One of the last things I want as a potential partner is shares in the company licensing the product to me. This is because they are an inconvenience from an accounting point of view – they have to be valued and accounted for on the balance sheet each quarter for a public company – and besides, I’m not supposed to be a portfolio manager.

Therefore there is absolutely no necessity for Biophan to issue extra shares in order to make it easier to out-license the Myotech CSS technology. In fact, by diluting the number of shares outstanding and weakening the strength of the company, they make Biophan less attractive as a partner –see 3) above.

The only currency that matters in the Bio Business Development world is the mighty greenback. Biophan wants them, and any potential partner knows they have to pay them for access to any worthwhile product/technology. End of story.

Feel free, therefore, to abstain in the proxy vote where Biophan are spending $50,000 of your money asking turkeys to vote for Thanksgiving. If anything refusing to issue more shares will enhance the chances of finding a partner for Myotech CSS.

What would enhance the chances even further, and increase the value of the deal, is if Biophan were to conduct, or start to conduct, studies in humans with Myotech CSS. This would enhance the value of the asset, and (if successful, of course) help with the “de-risking” that any partner seeks.

No, to grant Biophan’s “management” the ability to issue another 550 million common shares is like giving an alcoholic a bottomless bottle of whiskey.
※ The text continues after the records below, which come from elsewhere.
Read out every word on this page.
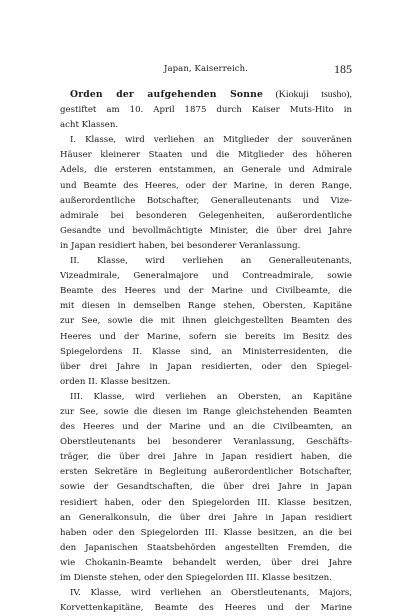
Japan, Kaiserreich.	185

Orden der aufgehenden Sonne (Kiokuji tsusho),
gestiftet am 10. April 1875 durch Kaiser Muts-Hito in
acht Klassen.

I. Klasse, wird verliehen an Mitglieder der souveränen
Häuser kleinerer Staaten und die Mitglieder des höheren
Adels, die ersteren entstammen, an Generale und Admirale
und Beamte des Heeres, oder der Marine, in deren Range,
außerordentliche Botschafter, Generalleutenants und Vize-
admirale bei besonderen Gelegenheiten, außerordentliche
Gesandte und bevollmächtigte Minister, die über drei Jahre
in Japan residiert haben, bei besonderer Veranlassung.

II. Klasse, wird verliehen an Generalleutenants,
Vizeadmirale, Generalmajore und Contreadmirale, sowie
Beamte des Heeres und der Marine und Civilbeamte, die
mit diesen in demselben Range stehen, Obersten, Kapitäne
zur See, sowie die mit ihnen gleichgestellten Beamten des
Heeres und der Marine, sofern sie bereits im Besitz des
Spiegelordens II. Klasse sind, an Ministerresidenten, die
über drei Jahre in Japan residierten, oder den Spiegel-
orden II. Klasse besitzen.

III. Klasse, wird verliehen an Obersten, an Kapitäne
zur See, sowie die diesen im Range gleichstehenden Beamten
des Heeres und der Marine und an die Civilbeamten, an
Oberstleutenants bei besonderer Veranlassung, Geschäfts-
träger, die über drei Jahre in Japan residiert haben, die
ersten Sekretäre in Begleitung außerordentlicher Botschafter,
sowie der Gesandtschaften, die über drei Jahre in Japan
residiert haben, oder den Spiegelorden III. Klasse besitzen,
an Generalkonsuln, die über drei Jahre in Japan residiert
haben oder den Spiegelorden III. Klasse besitzen, an die bei
den Japanischen Staatsbehörden angestellten Fremden, die
wie Chokanin-Beamte behandelt werden, über drei Jahre
im Dienste stehen, oder den Spiegelorden III. Klasse besitzen.

IV. Klasse, wird verliehen an Oberstleutenants, Majors,
Korvettenkapitäne, Beamte des Heeres und der Marine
What Biophan needs is some tough love.

Just say no to MegaDilution and to rewards for failure, and demand performance against reasonable targets. It’s in their own interests, and it’s certainly in the interests of you as shareholders.

As for those who seek to enable the dependency and addiction of Biophan’s management to MegaDilution and toxic finance, as with those who facilitate the destructive behavior of an alcoholic, you have to question their motives.

I wonder what’s in it for them?

Why would they seek to harm the shareholders by encouraging destructive behaviour like MegaDilution when it’s entirely unnecessary?